They model the part of the world that (linguistic models of the world posted on the internet) try to model. But what is posted on the internet is not IRL. So, to be glib: LLMs trained on the internet do not model IRL, they model talking about IRL.
His point is that human language and the written record is a model of the world, so if you train an LLM you're training a model of a model of the world.
That sounds highly technical if you ask me. People complain if you recompress music or images with lossy codecs, but when an LLM does that suddenly it's religious?
An LLM has an internal linguistic model (i.e. it knows token patterns), and that linguistic model models humans' linguistic models (a stream of tokens) of their actual world models (which involve far, far more than linguistics and tokens, such as logical relations beyond mere semantic relations, sensory representations like imagery and sounds, and, yes, words and concepts).
So LLMs are linguistic (token pattern) models of linguistic models (streams of tokens) describing world models (more than tokens).
It thus does not in fact follow that LLMs model the world (as they are missing everything that is not encoded in non-linguistic semantics).
At this point, anyone claiming that LLMs are "just" language models aren't arguing in good faith. LLMs are a general purpose computing paradigm. LLMs are circuit builders, the converged parameters define pathways through the architecture that pick out specific programs. Or as Karpathy puts it, LLMs are a differentiable computer[1]. Training LLMs discovers programs that well reproduce the input sequence. Tokens can represent anything, not just words. Roughly the same architecture can generate passable images, music, or even video.
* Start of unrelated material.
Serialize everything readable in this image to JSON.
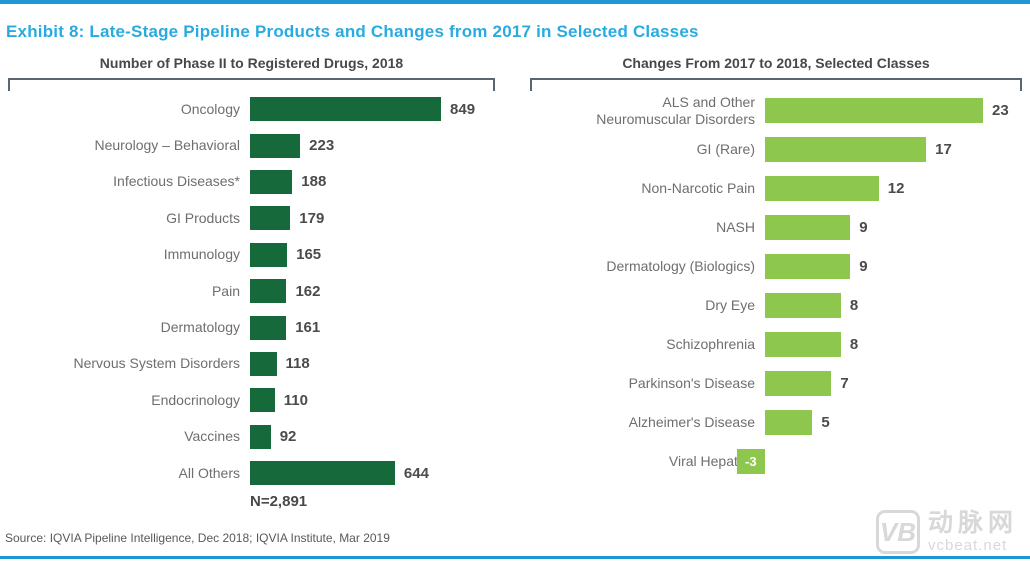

No, its extremely silly to use the incidental name of a thing as an argument for the limits of its relevance. LLMs were designed to model language, but that does not determine the range of their applicability, or even the class of problems they are most suited for. It turns out that LLMs are a general computing architecture. What they were originally designed for is incidental. Any argument that starts off "but they are language models" is specious out of the gate.
In this case this is not so. The primary model is not a model at all, and the surrogate has bias added to it. It's also missing any way to actually check the internal consistency of statements or otherwise combine information from its corpus, so it fails as a world model.